Dr Thomas Scotto, who commissioned the poll, says that is part of the reason why a majority of Britons and a little less than half of Americans oppose military action against Assad.
Lessons from Iraq
"The Obama administration faces the reality that the US lost the credibility to argue from authority and on the basis of its reputation more than 10 years ago. The US government may trust the US government. That is not a trust the world shares, and recent polls indicate that it may not be a trust American people share as well."
Anthony Cordesman
The British public is still bearing the scars, says Toby Dodge, an expert on Iraq based at the International Institute for Strategic Studies in London.
"In the public mind, the parallels are that we were sent to war on false pretences and it didn't make Iraq a better place, so why should we do it again?"
This "Iraq hangover" feeds a public scepticism about what politicians say and claim, he says. So however shocked they are by what they see happening in Syria, it does not move them to support politicians who ask them to back military action.
Iraq is very much on the minds of the military leaders who have expressed level-headed caution over Syria, but that does not seem to be case with the British politicians calling for action, he says.
However, senior UK politicians are at pains to point out that there are no parallels at all. "There is no comparison between this and Iraq," said Foreign Secretary William Hague. "This is where a crime against humanity has been committed and there can be no argument about that."

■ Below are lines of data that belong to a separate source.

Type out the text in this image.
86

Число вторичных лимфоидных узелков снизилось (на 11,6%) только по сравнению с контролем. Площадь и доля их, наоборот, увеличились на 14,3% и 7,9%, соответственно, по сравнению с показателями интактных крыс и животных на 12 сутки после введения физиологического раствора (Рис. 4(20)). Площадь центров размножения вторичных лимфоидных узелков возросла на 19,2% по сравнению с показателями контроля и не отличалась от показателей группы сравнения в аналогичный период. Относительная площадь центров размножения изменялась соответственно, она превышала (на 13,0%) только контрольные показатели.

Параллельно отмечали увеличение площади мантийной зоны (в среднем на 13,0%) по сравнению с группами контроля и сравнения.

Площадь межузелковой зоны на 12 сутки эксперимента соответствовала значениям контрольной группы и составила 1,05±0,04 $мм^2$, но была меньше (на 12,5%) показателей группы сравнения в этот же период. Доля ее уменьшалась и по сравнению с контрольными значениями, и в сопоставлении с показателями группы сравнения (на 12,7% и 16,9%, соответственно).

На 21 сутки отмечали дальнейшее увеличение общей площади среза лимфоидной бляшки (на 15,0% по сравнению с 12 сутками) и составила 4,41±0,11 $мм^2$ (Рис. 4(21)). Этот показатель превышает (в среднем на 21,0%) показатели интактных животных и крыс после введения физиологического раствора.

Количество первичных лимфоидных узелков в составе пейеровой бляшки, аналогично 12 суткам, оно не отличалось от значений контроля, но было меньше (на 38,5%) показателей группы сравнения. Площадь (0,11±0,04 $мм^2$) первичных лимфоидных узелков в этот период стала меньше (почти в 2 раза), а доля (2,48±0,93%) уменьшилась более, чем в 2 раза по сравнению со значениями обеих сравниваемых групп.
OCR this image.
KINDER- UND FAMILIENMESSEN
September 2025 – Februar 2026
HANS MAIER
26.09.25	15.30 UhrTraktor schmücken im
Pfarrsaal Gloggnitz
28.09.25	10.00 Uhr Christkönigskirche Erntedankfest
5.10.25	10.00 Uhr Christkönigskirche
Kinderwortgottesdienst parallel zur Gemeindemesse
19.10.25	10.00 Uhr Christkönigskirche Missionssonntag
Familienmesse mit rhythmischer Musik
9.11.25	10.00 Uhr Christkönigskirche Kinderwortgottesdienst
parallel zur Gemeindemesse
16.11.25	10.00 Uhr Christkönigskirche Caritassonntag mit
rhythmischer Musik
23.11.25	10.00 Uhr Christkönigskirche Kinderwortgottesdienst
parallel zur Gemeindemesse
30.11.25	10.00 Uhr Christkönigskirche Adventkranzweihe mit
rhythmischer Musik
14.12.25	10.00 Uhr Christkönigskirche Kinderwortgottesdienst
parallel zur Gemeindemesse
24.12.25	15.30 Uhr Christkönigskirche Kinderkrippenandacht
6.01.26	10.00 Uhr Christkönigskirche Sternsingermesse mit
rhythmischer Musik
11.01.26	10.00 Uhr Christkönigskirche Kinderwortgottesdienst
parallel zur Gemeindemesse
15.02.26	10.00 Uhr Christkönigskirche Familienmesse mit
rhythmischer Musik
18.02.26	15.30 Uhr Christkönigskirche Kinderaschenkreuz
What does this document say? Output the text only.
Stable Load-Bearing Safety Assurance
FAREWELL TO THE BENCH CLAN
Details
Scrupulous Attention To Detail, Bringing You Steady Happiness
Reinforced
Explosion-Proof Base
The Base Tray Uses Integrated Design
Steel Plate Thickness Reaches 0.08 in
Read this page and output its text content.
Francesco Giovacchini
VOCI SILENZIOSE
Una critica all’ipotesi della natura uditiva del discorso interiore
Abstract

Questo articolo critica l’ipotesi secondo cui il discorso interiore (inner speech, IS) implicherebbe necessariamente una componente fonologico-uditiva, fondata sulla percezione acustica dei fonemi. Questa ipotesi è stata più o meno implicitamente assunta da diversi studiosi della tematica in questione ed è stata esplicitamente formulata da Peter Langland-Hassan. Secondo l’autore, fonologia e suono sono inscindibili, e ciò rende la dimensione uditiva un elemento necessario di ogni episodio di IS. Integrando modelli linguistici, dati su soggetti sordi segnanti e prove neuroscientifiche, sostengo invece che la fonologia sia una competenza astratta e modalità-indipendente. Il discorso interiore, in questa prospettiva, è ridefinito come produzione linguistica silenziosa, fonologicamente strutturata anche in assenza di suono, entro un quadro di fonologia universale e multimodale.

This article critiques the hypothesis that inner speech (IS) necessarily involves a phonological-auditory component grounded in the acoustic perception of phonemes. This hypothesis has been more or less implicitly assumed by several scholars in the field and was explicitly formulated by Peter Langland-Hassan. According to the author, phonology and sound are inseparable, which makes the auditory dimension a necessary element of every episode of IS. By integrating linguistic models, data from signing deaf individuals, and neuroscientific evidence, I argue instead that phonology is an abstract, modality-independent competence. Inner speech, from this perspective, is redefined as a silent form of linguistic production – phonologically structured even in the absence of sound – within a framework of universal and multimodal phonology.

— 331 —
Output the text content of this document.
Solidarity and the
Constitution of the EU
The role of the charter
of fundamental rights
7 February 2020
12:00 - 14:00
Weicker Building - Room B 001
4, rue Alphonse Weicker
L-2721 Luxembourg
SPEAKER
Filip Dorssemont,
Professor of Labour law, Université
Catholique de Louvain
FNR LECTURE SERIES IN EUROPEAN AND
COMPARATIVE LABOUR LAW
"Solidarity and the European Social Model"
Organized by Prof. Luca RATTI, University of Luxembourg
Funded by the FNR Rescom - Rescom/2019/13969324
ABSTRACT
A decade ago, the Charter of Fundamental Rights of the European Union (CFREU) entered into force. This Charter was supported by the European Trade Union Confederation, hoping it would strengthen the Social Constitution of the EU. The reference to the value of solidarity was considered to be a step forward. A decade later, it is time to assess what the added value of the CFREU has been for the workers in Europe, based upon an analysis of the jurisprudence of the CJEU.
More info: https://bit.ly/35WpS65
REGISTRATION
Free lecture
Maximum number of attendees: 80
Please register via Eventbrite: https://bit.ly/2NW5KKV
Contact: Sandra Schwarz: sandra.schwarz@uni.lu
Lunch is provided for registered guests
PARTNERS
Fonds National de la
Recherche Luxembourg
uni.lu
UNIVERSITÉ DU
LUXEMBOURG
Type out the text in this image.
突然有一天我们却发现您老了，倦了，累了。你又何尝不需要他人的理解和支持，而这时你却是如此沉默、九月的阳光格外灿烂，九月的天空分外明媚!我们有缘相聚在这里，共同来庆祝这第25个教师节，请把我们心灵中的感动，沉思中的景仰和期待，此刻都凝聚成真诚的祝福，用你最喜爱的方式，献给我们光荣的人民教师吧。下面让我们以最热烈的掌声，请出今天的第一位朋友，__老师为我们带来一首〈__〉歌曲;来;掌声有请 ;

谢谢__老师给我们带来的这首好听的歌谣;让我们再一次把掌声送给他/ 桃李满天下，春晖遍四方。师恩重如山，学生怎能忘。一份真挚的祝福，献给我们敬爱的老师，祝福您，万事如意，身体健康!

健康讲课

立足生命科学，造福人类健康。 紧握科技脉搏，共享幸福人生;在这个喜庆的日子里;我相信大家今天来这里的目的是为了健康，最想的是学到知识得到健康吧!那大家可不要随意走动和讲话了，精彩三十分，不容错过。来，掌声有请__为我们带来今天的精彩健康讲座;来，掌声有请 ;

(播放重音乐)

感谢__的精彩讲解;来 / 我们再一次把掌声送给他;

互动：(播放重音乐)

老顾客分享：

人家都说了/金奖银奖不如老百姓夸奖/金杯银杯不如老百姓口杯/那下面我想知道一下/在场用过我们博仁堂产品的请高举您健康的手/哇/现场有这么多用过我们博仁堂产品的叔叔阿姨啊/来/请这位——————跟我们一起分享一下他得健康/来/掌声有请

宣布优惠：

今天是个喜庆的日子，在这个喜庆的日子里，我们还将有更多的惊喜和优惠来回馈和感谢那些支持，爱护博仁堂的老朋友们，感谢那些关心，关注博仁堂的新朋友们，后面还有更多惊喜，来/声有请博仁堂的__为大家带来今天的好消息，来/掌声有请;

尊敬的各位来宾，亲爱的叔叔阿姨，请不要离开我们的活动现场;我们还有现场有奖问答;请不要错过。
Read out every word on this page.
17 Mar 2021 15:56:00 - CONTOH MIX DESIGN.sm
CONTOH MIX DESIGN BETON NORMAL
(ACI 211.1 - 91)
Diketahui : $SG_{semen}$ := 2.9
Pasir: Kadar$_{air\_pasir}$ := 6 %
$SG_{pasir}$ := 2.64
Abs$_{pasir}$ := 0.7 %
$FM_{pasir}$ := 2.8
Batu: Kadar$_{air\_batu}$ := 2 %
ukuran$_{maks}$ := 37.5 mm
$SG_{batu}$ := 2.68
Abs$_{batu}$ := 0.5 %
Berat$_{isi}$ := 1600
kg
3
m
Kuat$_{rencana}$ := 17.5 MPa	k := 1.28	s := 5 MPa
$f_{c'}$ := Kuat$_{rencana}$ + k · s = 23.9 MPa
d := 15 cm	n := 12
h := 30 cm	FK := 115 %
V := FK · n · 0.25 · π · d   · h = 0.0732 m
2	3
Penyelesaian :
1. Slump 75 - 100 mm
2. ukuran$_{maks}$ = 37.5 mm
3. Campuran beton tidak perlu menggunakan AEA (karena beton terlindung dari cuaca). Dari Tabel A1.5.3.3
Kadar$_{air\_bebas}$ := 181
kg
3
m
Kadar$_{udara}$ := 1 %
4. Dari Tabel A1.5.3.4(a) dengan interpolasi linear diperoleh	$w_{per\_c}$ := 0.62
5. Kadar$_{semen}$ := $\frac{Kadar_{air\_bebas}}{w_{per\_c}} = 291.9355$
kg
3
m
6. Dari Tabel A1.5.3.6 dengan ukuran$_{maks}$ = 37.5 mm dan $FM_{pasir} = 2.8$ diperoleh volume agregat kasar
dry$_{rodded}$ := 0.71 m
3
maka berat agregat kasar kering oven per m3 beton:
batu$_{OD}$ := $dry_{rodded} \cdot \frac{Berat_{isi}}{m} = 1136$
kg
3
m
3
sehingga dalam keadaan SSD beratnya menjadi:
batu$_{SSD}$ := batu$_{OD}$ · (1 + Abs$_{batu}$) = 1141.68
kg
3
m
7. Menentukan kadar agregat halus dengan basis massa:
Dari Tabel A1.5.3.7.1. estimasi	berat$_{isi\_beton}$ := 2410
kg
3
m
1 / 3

Deputy Prime Minister Nick Clegg, whose Liberal Democrat party opposed the Iraq War, listed five differences in a letter to party members:
- Use of chemical weapons is a war crime and there is no disputing these weapons have already been used
- We are working in lock-step with our international partners France, the EU, the Arab League and Turkey and a Democrat President in the United States
- Proportionate, targeted military action following a regime's use of chemical weapons is legal under humanitarian law
- This is not about boots on the ground. This is not about regime change. This is about upholding international and humanitarian law and deterring the use of chemical weapons to protect innocent people from being murdered in future by brutal dictators
- There will be a vote in the House of Commons. We have gone to the UN, and the Attorney General is publishing unedited advice based on evidence.
It is understandable that politicians do not want to draw attention to any similarities, but the rhetoric and language have striking parallels, says David Kay, who headed the team looking for weapons in Iraq and resigned when none was found.
"I personally see the shadow of Iraq looming behind events, but I'm very surprised that very few in the Obama administration seem to see that shadow.
"They say 'we've got evidence, we've got communication interceptions.' But if you go back and listen to Colin Powell speak at the Security Council, we thought we had all those things."
"You listen to Joe Biden say we don't have to wait for the weapons inspectors to finish," says Kay, "and he could be channelling Vice-President Dick Cheney."
In terms of the mood of the American public on Syria, there are broadly two anti-action camps, both shaped by Iraq and Afghanistan, says Barry Pavel, a former special assistant to President Bush and President Obama on national security issues.
One is generally tired of the US trying to fix other people's problems without getting anything out of it, he says. The other is thinking of the military families who will take decades to recover from loss of life or injuries suffered on battlefields far from home.
But the so-called Iraq syndrome has wider implications than Syria, says Pavel, now vice-president of think-tank Atlantic Council.
"Obama did a good job in resetting the tone of American diplomatic strategy, but foreign policy in the Middle East has been more about withdrawal and disengagement. People from the region say to me 'Where is the US?'
"Without that role being played, we are seeing all these tensions get much worse, a direct result of a foreign policy that has been thinking too much about the risks of action and not enough the risks of inaction."